Thursday, January 7, 2010
Critical Thinking: Setting as Character
(Pike's Peak, about a week ago.)
It’s coming.
Like a legion of demons riding on grey fiberglass wool. Like the dark cloud Sauron created to shield his orcs. It is flying over the foothills, from north to south, enveloping the western mountains in darkness.
In the southeast, the sun shines brightly through a strip of higher, more benign clouds. They’re white, toothed like a serrated palm. They appeared out of nowhere as moisture in the air—last week's snowfall—condensed with the frigid in-coming air. The sun glows on the light haze, making streets and cars appear a little fuzzy, like someone messed with the brightness dial on a photo-editor.
The menace of grey, though, is almost to the Peak. I fled it earlier. Its vanguard wind had already taken the Academy in its icy grip. I fled south. Flags, whipping to the south truer than any magnetic compass, reached desperately for the milder climes of New Mexico, begged me to take them with me. But I knew I wasn’t going far enough.
The dark grey is breaking up. Not disappearing—spreading. It is just realizing it isn’t alone. After a steady, relentless trek from Canada, straight down the Rockies, it now meets its enemy from the east. Cold will battle dry as the two fronts crash. And all of Colorado Springs will watch from the frontlines.

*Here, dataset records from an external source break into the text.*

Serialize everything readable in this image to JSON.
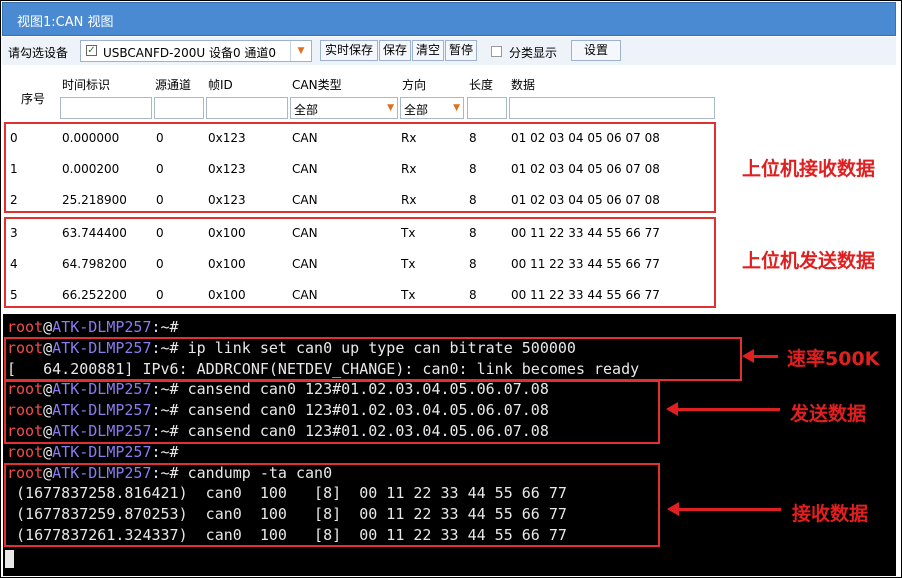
{
  "window": {
    "title": "视图1:CAN 视图"
  },
  "toolbar": {
    "device_label": "请勾选设备",
    "device_value": "USBCANFD-200U 设备0 通道0",
    "buttons": [
      "实时保存",
      "保存",
      "清空",
      "暂停"
    ],
    "classify_label": "分类显示",
    "settings_label": "设置"
  },
  "columns": {
    "seq": "序号",
    "time": "时间标识",
    "src": "源通道",
    "id": "帧ID",
    "type": "CAN类型",
    "dir": "方向",
    "len": "长度",
    "data": "数据",
    "type_filter": "全部",
    "dir_filter": "全部"
  },
  "rows": [
    {
      "seq": "0",
      "time": "0.000000",
      "src": "0",
      "id": "0x123",
      "type": "CAN",
      "dir": "Rx",
      "len": "8",
      "data": "01 02 03 04 05 06 07 08"
    },
    {
      "seq": "1",
      "time": "0.000200",
      "src": "0",
      "id": "0x123",
      "type": "CAN",
      "dir": "Rx",
      "len": "8",
      "data": "01 02 03 04 05 06 07 08"
    },
    {
      "seq": "2",
      "time": "25.218900",
      "src": "0",
      "id": "0x123",
      "type": "CAN",
      "dir": "Rx",
      "len": "8",
      "data": "01 02 03 04 05 06 07 08"
    },
    {
      "seq": "3",
      "time": "63.744400",
      "src": "0",
      "id": "0x100",
      "type": "CAN",
      "dir": "Tx",
      "len": "8",
      "data": "00 11 22 33 44 55 66 77"
    },
    {
      "seq": "4",
      "time": "64.798200",
      "src": "0",
      "id": "0x100",
      "type": "CAN",
      "dir": "Tx",
      "len": "8",
      "data": "00 11 22 33 44 55 66 77"
    },
    {
      "seq": "5",
      "time": "66.252200",
      "src": "0",
      "id": "0x100",
      "type": "CAN",
      "dir": "Tx",
      "len": "8",
      "data": "00 11 22 33 44 55 66 77"
    }
  ],
  "annotations": {
    "rx": "上位机接收数据",
    "tx": "上位机发送数据",
    "bitrate": "速率500K",
    "send": "发送数据",
    "recv": "接收数据"
  },
  "terminal": {
    "user": "root",
    "at": "@",
    "host": "ATK-DLMP257",
    "prompt_tail": ":~# ",
    "lines": [
      {
        "cmd": ""
      },
      {
        "cmd": "ip link set can0 up type can bitrate 500000"
      },
      {
        "plain": "[   64.200881] IPv6: ADDRCONF(NETDEV_CHANGE): can0: link becomes ready"
      },
      {
        "cmd": "cansend can0 123#01.02.03.04.05.06.07.08"
      },
      {
        "cmd": "cansend can0 123#01.02.03.04.05.06.07.08"
      },
      {
        "cmd": "cansend can0 123#01.02.03.04.05.06.07.08"
      },
      {
        "cmd": ""
      },
      {
        "cmd": "candump -ta can0"
      },
      {
        "plain": " (1677837258.816421)  can0  100   [8]  00 11 22 33 44 55 66 77"
      },
      {
        "plain": " (1677837259.870253)  can0  100   [8]  00 11 22 33 44 55 66 77"
      },
      {
        "plain": " (1677837261.324337)  can0  100   [8]  00 11 22 33 44 55 66 77"
      }
    ]
  },
  "colors": {
    "title_bar": "#4a8ad2",
    "annotation_red": "#e02020",
    "prompt_user": "#f24b4b",
    "prompt_host": "#8a7bf0"
  }
}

My mom used to say that if you don’t like the weather in Portland, wait five minutes. She never lived in Colorado. Portland’s weekly forecast can read high of 45, low of 40. Colorado will go from 60 to 0 without a backward glance. Just this morning, I watched the sunlight illuminate Pike’s Peak, defining crevasses and contours usually lost to the flat light of day. Now—just now—the fourteener has disappeared behind the clouds from the north. Weather is a dynamic thing here—a living, breathing entity that must be dealt with. And, even in its most benign summer days, Pike’s Peak is an ever-attentive old man, watching over its city. The Springs is the only place I know where you can watch and hear a front come in. Literally.
I read somewhere that all sci fi writers could do worse than to read Louis L’Amour. He knew his setting—the hills and deserts of the American southwest. He wrote the land as a character to be reckoned with.

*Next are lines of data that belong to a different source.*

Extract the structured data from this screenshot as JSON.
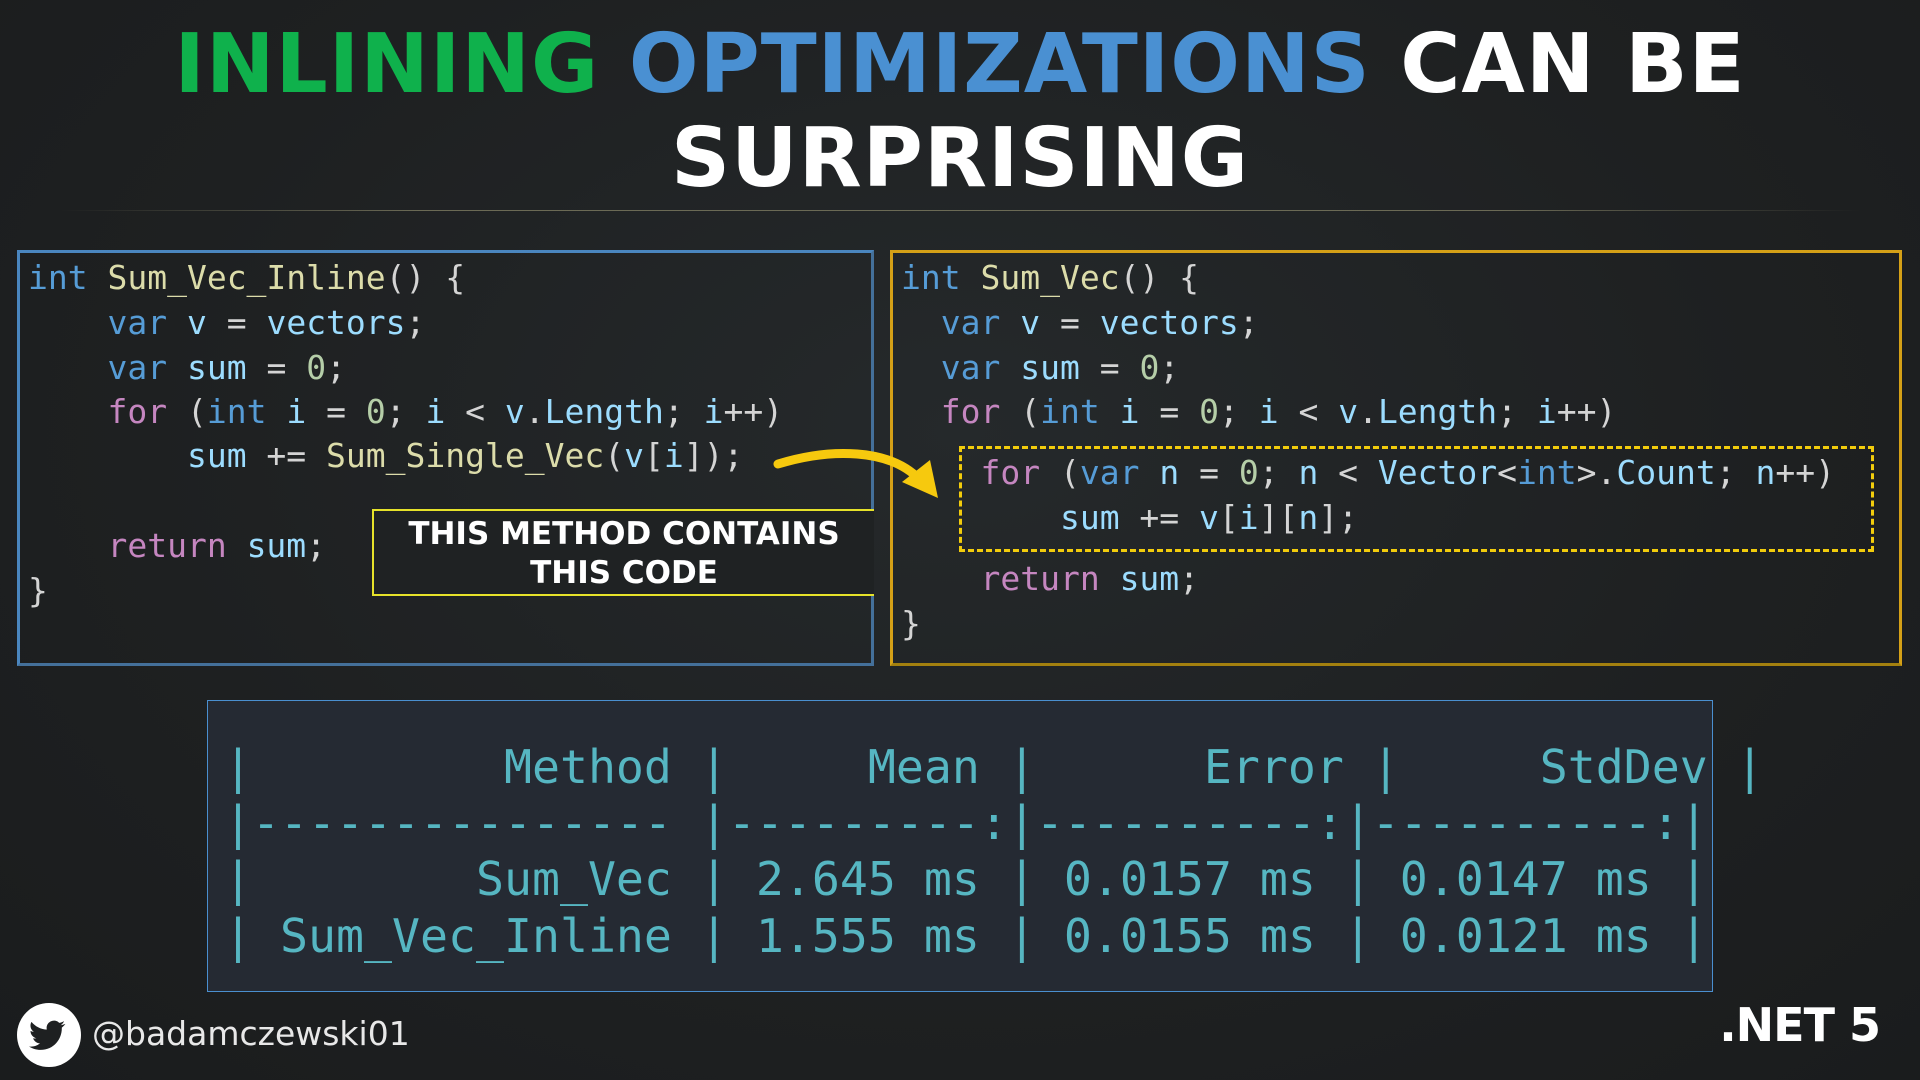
{
  "title": {
    "word1": "INLINING",
    "word2": "OPTIMIZATIONS",
    "word3": "CAN BE",
    "line2": "SURPRISING"
  },
  "colors": {
    "inlining": "#0fb14c",
    "optimizations": "#4a90d2",
    "left_box": "#4a86bf",
    "right_box": "#d4a017",
    "highlight": "#f2cc0c",
    "table_text": "#56b6c2"
  },
  "left_code": [
    [
      [
        "kw",
        "int "
      ],
      [
        "fn",
        "Sum_Vec_Inline"
      ],
      [
        "pn",
        "() {"
      ]
    ],
    [
      [
        "pn",
        "    "
      ],
      [
        "kw",
        "var "
      ],
      [
        "vr",
        "v"
      ],
      [
        "pn",
        " = "
      ],
      [
        "vr",
        "vectors"
      ],
      [
        "pn",
        ";"
      ]
    ],
    [
      [
        "pn",
        "    "
      ],
      [
        "kw",
        "var "
      ],
      [
        "vr",
        "sum"
      ],
      [
        "pn",
        " = "
      ],
      [
        "num",
        "0"
      ],
      [
        "pn",
        ";"
      ]
    ],
    [
      [
        "pn",
        "    "
      ],
      [
        "ctl",
        "for "
      ],
      [
        "pn",
        "("
      ],
      [
        "kw",
        "int "
      ],
      [
        "vr",
        "i"
      ],
      [
        "pn",
        " = "
      ],
      [
        "num",
        "0"
      ],
      [
        "pn",
        "; "
      ],
      [
        "vr",
        "i"
      ],
      [
        "pn",
        " < "
      ],
      [
        "vr",
        "v"
      ],
      [
        "pn",
        "."
      ],
      [
        "vr",
        "Length"
      ],
      [
        "pn",
        "; "
      ],
      [
        "vr",
        "i"
      ],
      [
        "pn",
        "++)"
      ]
    ],
    [
      [
        "pn",
        "        "
      ],
      [
        "vr",
        "sum"
      ],
      [
        "pn",
        " += "
      ],
      [
        "fn",
        "Sum_Single_Vec"
      ],
      [
        "pn",
        "("
      ],
      [
        "vr",
        "v"
      ],
      [
        "pn",
        "["
      ],
      [
        "vr",
        "i"
      ],
      [
        "pn",
        "]);"
      ]
    ],
    [],
    [
      [
        "pn",
        "    "
      ],
      [
        "ctl",
        "return "
      ],
      [
        "vr",
        "sum"
      ],
      [
        "pn",
        ";"
      ]
    ],
    [
      [
        "pn",
        "}"
      ]
    ]
  ],
  "right_code": [
    [
      [
        "kw",
        "int "
      ],
      [
        "fn",
        "Sum_Vec"
      ],
      [
        "pn",
        "() {"
      ]
    ],
    [
      [
        "pn",
        "  "
      ],
      [
        "kw",
        "var "
      ],
      [
        "vr",
        "v"
      ],
      [
        "pn",
        " = "
      ],
      [
        "vr",
        "vectors"
      ],
      [
        "pn",
        ";"
      ]
    ],
    [
      [
        "pn",
        "  "
      ],
      [
        "kw",
        "var "
      ],
      [
        "vr",
        "sum"
      ],
      [
        "pn",
        " = "
      ],
      [
        "num",
        "0"
      ],
      [
        "pn",
        ";"
      ]
    ],
    [
      [
        "pn",
        "  "
      ],
      [
        "ctl",
        "for "
      ],
      [
        "pn",
        "("
      ],
      [
        "kw",
        "int "
      ],
      [
        "vr",
        "i"
      ],
      [
        "pn",
        " = "
      ],
      [
        "num",
        "0"
      ],
      [
        "pn",
        "; "
      ],
      [
        "vr",
        "i"
      ],
      [
        "pn",
        " < "
      ],
      [
        "vr",
        "v"
      ],
      [
        "pn",
        "."
      ],
      [
        "vr",
        "Length"
      ],
      [
        "pn",
        "; "
      ],
      [
        "vr",
        "i"
      ],
      [
        "pn",
        "++)"
      ]
    ],
    [
      [
        "pn",
        "    "
      ],
      [
        "ctl",
        "for "
      ],
      [
        "pn",
        "("
      ],
      [
        "kw",
        "var "
      ],
      [
        "vr",
        "n"
      ],
      [
        "pn",
        " = "
      ],
      [
        "num",
        "0"
      ],
      [
        "pn",
        "; "
      ],
      [
        "vr",
        "n"
      ],
      [
        "pn",
        " < "
      ],
      [
        "vr",
        "Vector"
      ],
      [
        "pn",
        "<"
      ],
      [
        "kw",
        "int"
      ],
      [
        "pn",
        ">."
      ],
      [
        "vr",
        "Count"
      ],
      [
        "pn",
        "; "
      ],
      [
        "vr",
        "n"
      ],
      [
        "pn",
        "++)"
      ]
    ],
    [
      [
        "pn",
        "        "
      ],
      [
        "vr",
        "sum"
      ],
      [
        "pn",
        " += "
      ],
      [
        "vr",
        "v"
      ],
      [
        "pn",
        "["
      ],
      [
        "vr",
        "i"
      ],
      [
        "pn",
        "]["
      ],
      [
        "vr",
        "n"
      ],
      [
        "pn",
        "];"
      ]
    ],
    [
      [
        "pn",
        "    "
      ],
      [
        "ctl",
        "return "
      ],
      [
        "vr",
        "sum"
      ],
      [
        "pn",
        ";"
      ]
    ],
    [
      [
        "pn",
        "}"
      ]
    ]
  ],
  "callout": {
    "line1": "THIS METHOD CONTAINS",
    "line2": "THIS CODE"
  },
  "benchmark": {
    "header": "|         Method |     Mean |      Error |     StdDev |",
    "separator": "|--------------- |---------:|----------:|----------:|",
    "rows": [
      "|        Sum_Vec | 2.645 ms | 0.0157 ms | 0.0147 ms |",
      "| Sum_Vec_Inline | 1.555 ms | 0.0155 ms | 0.0121 ms |"
    ],
    "columns": [
      "Method",
      "Mean",
      "Error",
      "StdDev"
    ],
    "data": [
      {
        "Method": "Sum_Vec",
        "Mean": "2.645 ms",
        "Error": "0.0157 ms",
        "StdDev": "0.0147 ms"
      },
      {
        "Method": "Sum_Vec_Inline",
        "Mean": "1.555 ms",
        "Error": "0.0155 ms",
        "StdDev": "0.0121 ms"
      }
    ]
  },
  "footer": {
    "icon": "twitter-bird-icon",
    "handle": "@badamczewski01",
    "badge": ".NET 5"
  }
}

Sometimes, sci fi writers take this literally. Both the moon Pandora on Avatar, and Elizabeth Scarborough’s PeTayBee are alive and active with their inhabitants. In the movie The Fellowship of the Rings, it is Saruman who conjures the storm on Mt. Caradhras. But in the book, it is the mountain, himself, who resents unwanted intruders and does his best to drive them away.

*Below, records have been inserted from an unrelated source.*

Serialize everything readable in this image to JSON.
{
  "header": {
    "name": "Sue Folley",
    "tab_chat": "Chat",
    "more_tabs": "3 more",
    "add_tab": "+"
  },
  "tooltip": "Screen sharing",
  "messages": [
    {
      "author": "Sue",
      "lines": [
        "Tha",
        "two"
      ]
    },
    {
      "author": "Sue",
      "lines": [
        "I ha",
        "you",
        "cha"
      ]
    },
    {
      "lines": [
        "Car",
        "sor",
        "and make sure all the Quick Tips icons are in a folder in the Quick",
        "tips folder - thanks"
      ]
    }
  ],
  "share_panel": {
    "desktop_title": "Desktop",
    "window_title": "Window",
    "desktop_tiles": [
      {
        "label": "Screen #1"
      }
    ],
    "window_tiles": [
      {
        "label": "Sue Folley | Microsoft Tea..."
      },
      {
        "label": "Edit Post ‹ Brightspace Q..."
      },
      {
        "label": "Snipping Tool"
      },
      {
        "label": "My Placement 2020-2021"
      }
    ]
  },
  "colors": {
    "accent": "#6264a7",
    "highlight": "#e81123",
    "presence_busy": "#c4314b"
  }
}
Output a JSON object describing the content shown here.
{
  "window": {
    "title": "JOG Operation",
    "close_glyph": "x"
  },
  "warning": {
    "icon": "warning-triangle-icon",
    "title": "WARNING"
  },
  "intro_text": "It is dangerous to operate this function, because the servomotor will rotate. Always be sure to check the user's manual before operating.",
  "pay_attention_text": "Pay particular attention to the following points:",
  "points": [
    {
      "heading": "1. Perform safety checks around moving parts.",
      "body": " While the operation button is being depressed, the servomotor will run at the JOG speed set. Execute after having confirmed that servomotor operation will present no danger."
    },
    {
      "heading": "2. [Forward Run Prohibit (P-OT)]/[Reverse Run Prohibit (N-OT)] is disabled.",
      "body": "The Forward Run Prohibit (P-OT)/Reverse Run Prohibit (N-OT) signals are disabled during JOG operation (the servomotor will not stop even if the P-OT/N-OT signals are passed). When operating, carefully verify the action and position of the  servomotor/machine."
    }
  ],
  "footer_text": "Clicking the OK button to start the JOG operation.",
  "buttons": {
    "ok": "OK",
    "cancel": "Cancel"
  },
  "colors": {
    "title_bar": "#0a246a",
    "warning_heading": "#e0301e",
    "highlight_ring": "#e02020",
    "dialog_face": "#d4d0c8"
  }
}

Some sci fi settings are living, but some are just treated as if they’re alive. I can’t be the only person whose heart beat with joy at the opening scene of Serenity with its tour of the ship. Even Nathan Fillion, upon arriving at the set after the long hiatus between TV show and movie, said he felt like he was coming home. And, when playing Star Wars Legos with my kid, I always pick the Millenium Falcon if I can.
But all that’s living entities and visual media. How do you write a dynamic, interactive environment into your sci fi stories? What’s the best example you’ve seen published? You’ve already developed the plot and slogged over characters—is it worth it to fully develop the setting? How different is one orbital space station from another? At what point (Bandit) do you stop describing and start letting your readers add their own mark?
Would your story be significantly different if it were held in another place?
The west is gone to clouds. Visibility will soon be a mile, if that. The vapors race overhead as if fleeing something greater, more terrible than themselves. Single digit temperatures, most likely. The sun, an hour and a half from due south, struggles in the final moments of a vain battle. It breaches its attacker; rays dive right through the window of the coffee shop, warming me at the wobbly table in the corner. Then a swath of clouds strengthens and reminds me that only a thin pane of glass separates me from January in Colorado.
It is 10:48 and the sun is gone.
Kersley Fitzgerald is a wanna-be writer in Colorado Springs, regretting her choice of iced tea and pondering the feasibility of being a wanna-be writer in Hawaii.